When Dimke asked the county’s attorney at a March hearing if there was some other explanation than an intentional choice not to preserve the video, the attorney replied that “(he) wished (he) had some explanation for the court,” according to testimony.
“Spokane County offers the Court no explanation – credible or otherwise – about why someone at Spokane County Detention Services made the intentional choice to preserve video from 8:43 a.m. to 9:15 a.m. and 4 p.m. to 6:30 p.m. yet chose to allow the portion from 9:15 a.m. to 4 p.m. to be permanently destroyed,” Dimke wrote in her decision.

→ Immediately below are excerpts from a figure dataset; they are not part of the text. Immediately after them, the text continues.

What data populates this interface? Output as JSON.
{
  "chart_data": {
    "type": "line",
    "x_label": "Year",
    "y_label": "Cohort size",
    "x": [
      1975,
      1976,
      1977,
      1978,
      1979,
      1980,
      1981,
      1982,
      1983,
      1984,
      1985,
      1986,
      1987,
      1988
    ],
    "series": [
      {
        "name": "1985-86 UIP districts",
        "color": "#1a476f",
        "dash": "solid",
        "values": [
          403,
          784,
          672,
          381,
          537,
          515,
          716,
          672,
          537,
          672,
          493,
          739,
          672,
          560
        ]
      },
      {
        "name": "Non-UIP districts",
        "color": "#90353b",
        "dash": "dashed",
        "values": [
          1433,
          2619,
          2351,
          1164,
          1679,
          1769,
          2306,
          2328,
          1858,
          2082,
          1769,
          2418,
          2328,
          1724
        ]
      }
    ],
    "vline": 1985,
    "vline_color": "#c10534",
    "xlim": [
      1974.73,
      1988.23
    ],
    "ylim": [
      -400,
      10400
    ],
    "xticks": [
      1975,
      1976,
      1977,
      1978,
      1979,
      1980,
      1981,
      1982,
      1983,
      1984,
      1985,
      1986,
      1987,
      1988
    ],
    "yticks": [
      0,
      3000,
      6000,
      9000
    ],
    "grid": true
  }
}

The county argued that it had produced some video taken of the jail wing supporting the written logs. However, that video is from a camera pointing a different direction down the same hallway, not at the front of Hill’s cell.
Dimke’s ruling does not affect medical negligence and civil rights violation claims against NaphCare and the nurse. Hill’s attorneys argue she should have been seen by a primary care provider after complaining of the abdominal pain, and that the nurse’s account of the interaction with Hill during the 3 p.m. meeting was not consistent with the pain she would have been suffering from the ruptured intestine. Experts relied upon by NaphCare say that Hill did not show the symptoms typically associated with the injury that killed her.
A Spokane jury will be asked to weigh that evidence at a trial scheduled to begin July 11. NaphCare has sought to argue its case separately from Spokane County because of the default judgment already entered finding the jail at fault.
Ed Budge, Hill’s attorney at the firm Budge & Heipt, declined to comment on the case. An attorney for NaphCare did not return a request for comment.
Editor’s note: This story has been updated to correct Michael Sparber’s role at the time of the in-custody death.